Qlty and the cost of cognitive complexity
I asked Claude to add Qlty CLI configuration to the project. Qlty ran golangci-lint and its own analysis and returned a list of findings. I then asked Claude to address them.
The cognitive complexity reductions were significant. Several functions in the SymbolHandler had complexity scores that were technically valid Go but difficult to read — deeply nested conditionals inside the state machine transitions. The refactoring Qlty drove produced cleaner code without changing the behaviour. I wouldn’t have caught all of it in review.
Tests as documentation, and their limits
I had little test coverage after the initial implementation. I ran Codecov and it confirmed it. I re-prompted in stages: first for happy path tests across all packages, then for missing execution paths, then specifically to comment every uncommented test explaining the functionality being tested.
The last prompt produced the most value. I’ve been saying for years that tests are great documentation. And they are — but only when I have time to read them carefully. What I actually needed was for the tests to explain themselves without requiring that study time.
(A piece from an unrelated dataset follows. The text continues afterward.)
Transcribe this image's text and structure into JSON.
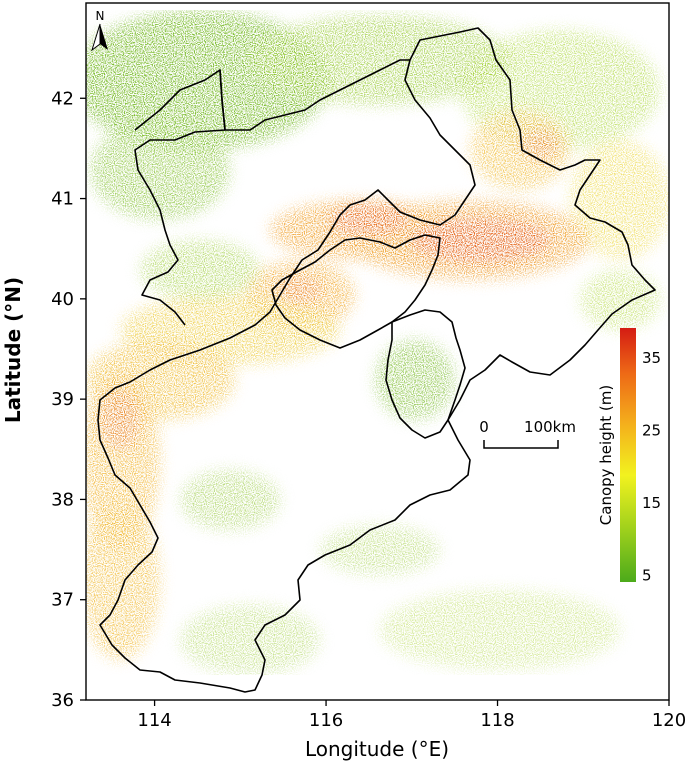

The prompt “comment all the uncommented tests explaining the functionality being tested” delivered exactly that.
I took time to verify the comments were accurate — that the explanation matched the assertions in the test. They did. After doing that, I could explain how the ingestion service works, end to end, with confidence. That confidence came from the commented tests, not from the code itself.
Where things stand
The PR is merged. The service ingests order book data from Binance, persists raw diffs and periodic checkpoints to TimescaleDB, implements the bootstrap synchronisation protocol specified in ADR-001, and shuts down gracefully on SIGTERM and SIGINT.
The next step is running this on dedicated hardware. I’ve purchased a machine I’ll use as a server — it’s cheaper than cloud at this stage and gives me more runway to experiment with container infrastructure before committing to a topology. The next post will cover that: local hardware, Docker-based deployment, and the first continuous data collection run.
About 8 to 10 hours of work. Nineteen commits. One more thing I know how to build.